Not so surprising in what was in essence a monopoly situation, but of course everything changes over time….
Fast forward to the present day, soccer is now an even bigger global brand, and it seems like UEFA and FIFA are struggling to keep the bloated genie in the bottle. I have a huge amount of sympathy for the view that the Super League is a potential attack on the very fabric of football.
Remember though, there are more issues at play here - not just the soul of soccer. I imagine those big brands that found it difficult to negotiate Champions League rights in the past will watch current events unfolding with much interest - people and organisations can have very long memories. The birth of a Super League would present those brands with another premier football option, potentially damaging the associated UEFA revenue streams.

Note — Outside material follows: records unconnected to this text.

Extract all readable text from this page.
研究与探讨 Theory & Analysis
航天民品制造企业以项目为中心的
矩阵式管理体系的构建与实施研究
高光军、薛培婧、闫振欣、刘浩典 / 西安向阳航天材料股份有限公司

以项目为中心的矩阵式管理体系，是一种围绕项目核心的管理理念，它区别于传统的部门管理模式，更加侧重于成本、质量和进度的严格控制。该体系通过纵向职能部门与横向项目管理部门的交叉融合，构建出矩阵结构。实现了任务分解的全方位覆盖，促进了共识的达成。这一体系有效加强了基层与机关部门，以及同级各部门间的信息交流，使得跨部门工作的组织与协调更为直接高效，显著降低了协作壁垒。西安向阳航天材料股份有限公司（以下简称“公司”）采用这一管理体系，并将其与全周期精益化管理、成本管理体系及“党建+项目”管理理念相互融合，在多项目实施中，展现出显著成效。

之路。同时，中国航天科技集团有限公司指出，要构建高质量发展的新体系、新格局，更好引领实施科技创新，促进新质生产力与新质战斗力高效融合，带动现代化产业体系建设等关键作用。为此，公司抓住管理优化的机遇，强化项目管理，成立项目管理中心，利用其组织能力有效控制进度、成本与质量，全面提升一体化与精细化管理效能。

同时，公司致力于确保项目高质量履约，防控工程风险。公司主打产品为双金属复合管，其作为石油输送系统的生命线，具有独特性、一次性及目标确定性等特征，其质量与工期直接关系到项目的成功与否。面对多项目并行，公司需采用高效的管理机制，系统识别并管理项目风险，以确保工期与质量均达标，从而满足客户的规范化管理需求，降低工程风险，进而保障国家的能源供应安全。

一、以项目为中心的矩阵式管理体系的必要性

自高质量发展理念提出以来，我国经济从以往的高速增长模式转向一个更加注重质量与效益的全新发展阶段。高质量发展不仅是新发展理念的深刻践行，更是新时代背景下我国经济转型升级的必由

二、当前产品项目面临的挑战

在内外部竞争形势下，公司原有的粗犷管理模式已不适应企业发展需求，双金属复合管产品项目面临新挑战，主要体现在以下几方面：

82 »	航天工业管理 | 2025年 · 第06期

If however, the move by the Super League is a commercial conflict tactic, UEFA will need to be very careful in offering any improved commercial terms in the full glare of publicity, the spectre of precedent may be waiting in the wings in future.
Conflict often escalates because the attention shifts from the task or objective to the relationship. I’d suggest that the major ‘players’ move away from the emotive language ‘spitting in the face of football’ and focus on being objective – with of course a healthy dose of empathy and creativity!